2.
What is a hypnotic "trance" ?
2.1 "Trance"
descriptive or misleading?
Most of the classical notions
of hypnosis have long held that hypnosis was special in some way from
other types of interpersonal communication and that an induction
(preparatory process considered by some to be necessary in the production
of hypnotic phenomena) would lead to a state in which the subject's awareness
and behavioral responding was somehow altered from the usual.
The name historically most
commonly associated with this altered state of functioning is 'trance,'
a term shared by the description of the activities of certain spiritualist
mediums and other phenomena that some psychologists might refer to as
'dissociative,' because something about the individual's personality appears
split off from the usual response patterns to the environment.
Trance, for reasons we shall
examine here, can be a very misleading term for what is going on in hypnosis,
since it is not necessarily a sleep or stupor as some of traditional connotations
of the term trance imply.
But 'trance' is so ubiquitous
in literature that it might serve us to be familiar with its uses and
the issues underlying it, and to use it as a starting point.
There were a great many experimental
and clinical studies done to try to determine what might be unique about
hypnosis, as opposed to other kinds of situations (e.g. people simply
being motivated to comply with the hypnotist; i.e. hypnotic simulators).
Outward behavioral signs and virtually every physiological measurement
reported in hypnosis differ seemingly not at all from the usual waking
state of consciousness, as the non-state theorists contend.
Years of careful analysis by
a number of researchers were mostly fruitless in turning up any reliable
physiological correlates of hypnosis that were not (1) related to the
relaxation associated with the induction (most inductions, but not all,
involve physical relaxation); or (2) an obvious result of a suggestion
rather than the mechanism responsible for the observed suggestibility
assumed to some degree unique to hypnotic trance.
At least one theory of hypnosis
considers it equivalent to a form of relaxation.
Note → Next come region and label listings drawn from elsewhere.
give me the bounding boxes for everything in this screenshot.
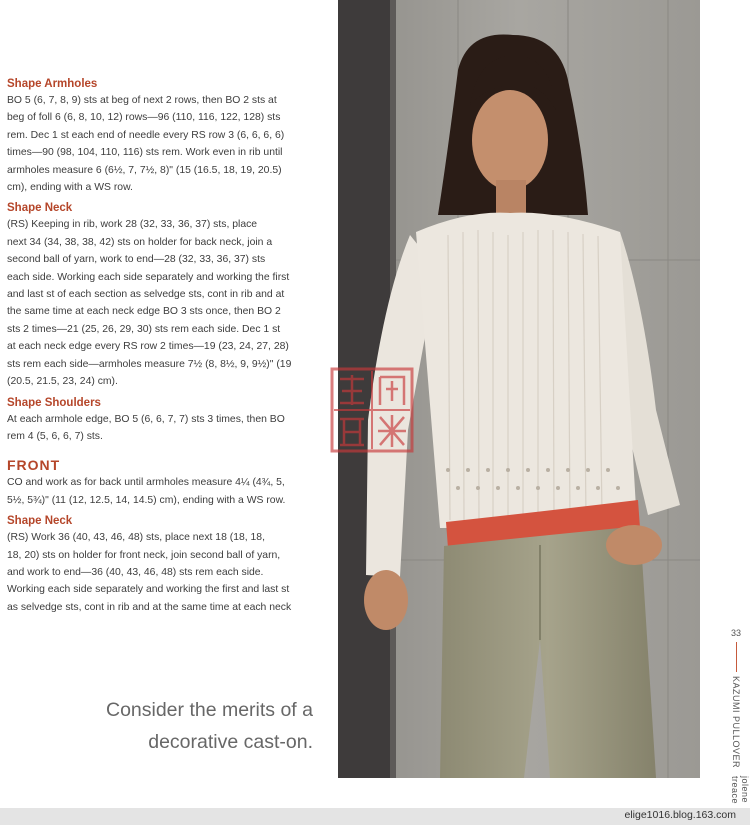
- instruction-line: at each neck edge every RS row 2 times—19 (23, 24, 27, 28): [7, 341, 289, 353]
- instruction-line: sts 2 times—21 (25, 26, 29, 30) sts rem each side. Dec 1 st: [7, 323, 281, 335]
- running-title: KAZUMI PULLOVER: [731, 676, 741, 769]
- instruction-line: sts rem each side—armholes measure 7½ (8, 8½, 9, 9½)" (19: [7, 358, 292, 370]
- pattern-text-column: [7, 78, 319, 616]
- source-watermark: elige1016.blog.163.com: [624, 809, 736, 821]
- instruction-line: beg of foll 6 (6, 8, 10, 12) rows—96 (110, 116, 122, 128) sts: [7, 112, 281, 124]
- instruction-line: BO 5 (6, 7, 8, 9) sts at beg of next 2 rows, then BO 2 sts at: [7, 95, 277, 106]
- instruction-line: Working each side separately and working the first and last st: [7, 584, 290, 596]
- section-heading: Shape Neck: [7, 202, 73, 215]
- folio-divider: [736, 642, 737, 672]
- instruction-line: times—90 (98, 104, 110, 116) sts rem. Work even in rib until: [7, 147, 283, 159]
- pull-quote-line: decorative cast-on.: [148, 731, 313, 753]
- instruction-line: second ball of yarn, work to end—28 (32, 33, 36, 37) sts: [7, 254, 266, 266]
- instruction-line: CO and work as for back until armholes measure 4¼ (4¾, 5,: [7, 477, 285, 489]
- instruction-line: (RS) Work 36 (40, 43, 46, 48) sts, place next 18 (18, 18,: [7, 532, 265, 544]
- instruction-line: cm), ending with a WS row.: [7, 182, 133, 194]
- instruction-line: 5½, 5¾)" (11 (12, 12.5, 14, 14.5) cm), ending with a WS row.: [7, 494, 286, 506]
- page-number: 33: [730, 628, 741, 638]
- brand-name: jolene treace: [730, 776, 750, 805]
- red-seal-stamp: [330, 367, 414, 453]
- instruction-line: and last st of each section as selvedge sts, cont in rib and at: [7, 289, 285, 301]
- instruction-line: rem 4 (5, 6, 6, 7) sts.: [7, 430, 103, 442]
- pattern-sections: [7, 78, 319, 445]
- instruction-line: 18, 20) sts on holder for front neck, join second ball of yarn,: [7, 549, 281, 561]
- instruction-line: armholes measure 6 (6½, 7, 7½, 8)" (15 (16.5, 18, 19, 20.5): [7, 164, 282, 176]
- front-shape-neck-heading: Shape Neck: [7, 515, 73, 528]
- instruction-line: next 34 (34, 38, 38, 42) sts on holder for back neck, join a: [7, 236, 273, 248]
- instruction-line: (20.5, 21.5, 23, 24) cm).: [7, 376, 118, 388]
- instruction-line: rem. Dec 1 st each end of needle every RS row 3 (6, 6, 6, 6): [7, 129, 285, 141]
- front-shape-neck-instructions: [7, 529, 319, 616]
- instruction-line: and work to end—36 (40, 43, 46, 48) sts rem each side.: [7, 566, 264, 578]
- instruction-line: (RS) Keeping in rib, work 28 (32, 33, 36, 37) sts, place: [7, 219, 258, 231]
- pull-quote: [106, 694, 313, 758]
- section-heading: Shape Shoulders: [7, 396, 101, 409]
- pull-quote-line: Consider the merits of a: [105, 699, 313, 721]
- instruction-line: At each armhole edge, BO 5 (6, 6, 7, 7) sts 3 times, then BO: [7, 413, 285, 425]
- instruction-line: each side. Working each side separately and working the first: [7, 271, 290, 283]
- front-instructions: [7, 474, 319, 509]
- instruction-line: as selvedge sts, cont in rib and at the same time at each neck: [7, 601, 292, 613]
- section-heading: Shape Armholes: [7, 78, 98, 90]
- instruction-line: the same time at each neck edge BO 3 sts once, then BO 2: [7, 306, 281, 318]
- page-folio: [726, 628, 750, 805]
- front-heading: FRONT: [7, 457, 61, 474]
Comparison of various
relaxation methods with regard to both objective measurements and subjective
reports indicate deep relaxation accompanying some hypnosis but not all
hypnosis. Hypnotic suggestibility is apparently not limited to relaxed
states.
In Morse, Martin, Furst, &
Dubin, "A physiological and subjective evaluation of meditation, hypnosis,
and relaxation," from Journal Psychosomatic Medicine. 39(5):304-24, 1977
Sep-Oct, a representative study of relaxation was done.
Subjects were monitored for
respiratory rate, pulse rate, blood pressure, skin resistance, EEG activity,
and muscle activity. They were monitored during the alert state, meditation
(TM or simple word type), hypnosis (relaxation and task types), and relaxation.
Ss gave a verbal comparative evaluation of each state. The results showed
significantly better relaxation responses for the relaxation states (relaxation,
relaxation- hypnosis, meditation) than for the alert state. There were
no significant differences between the relaxation states except for the
measure "muscle activity" in which meditation was significantly better
than the other relaxation states. Overall, there were significant differences
between task-hypnosis and relaxation-hypnosis. No significant differences
were found between TM and simple word meditation. For the subjective measures,
relaxation-hypnosis and meditation were significantly better than relaxation,
but no significant differences were found between meditation and relaxation-hypnosis.
There are a few more recent
attempts to find physiological correlates of hypnotic suggestibility.
One of these was EEG research by David Spiegel of Stanford, published
in the Journal of Abnormal Psychology, 94:249-255, by Spiegel,
Cutcomb, Ren, and Pribram, (1985) "Hypnotic Hallucination Alters Evoked
Potentials." Spiegel seemed to find an evoked response pattern that appeared
during hypnotically suggested hallucination yet not during simulation
of hypnotic hallucination. Nicholas Spanos and others have argued that
this EEG data has been misinterpreted given the nature of the control
subjects used. (Author's response to commentary by Spiegel, of Spanos,
N. (1986) "Hypnotic Behavior: A Social-Psychological Interpretation of
Amnesia, Analgesia, and 'Trance Logic'." Behavioral and Brain Sciences
9:449-502).
In another similar attempt,
from 1976, but measuring certain frequencies of EEG activity rather than
evoked potentials, a Russian journal reports some tentative success at
finding a physiological correlate to hypnotic induction. See Aladzhalova,
Rozhnov, & Kamenetskii, "Human hypnosis and super-slow electrical activity
of the brain." [RUSSIAN] Zhurnal Nevropatologii I Psikhiatrii Imeni S
- S - Korsakova. 76(5):704- 9, 1976.
In the above article, the authors
studied the transformation of infra-slow oscillations of brain potentials
in 15 patients with neuroses during 50 sessions of hypnosis. The results
of such studies permitted to distinguish some important traits in the
changes of infra-slow oscillations of brain potentials in different stages
of hypnosis. It is concluded that a study of these changes during hypnosis
may establish some correlations between the physiological state of the
brain and the unconscious mental processes.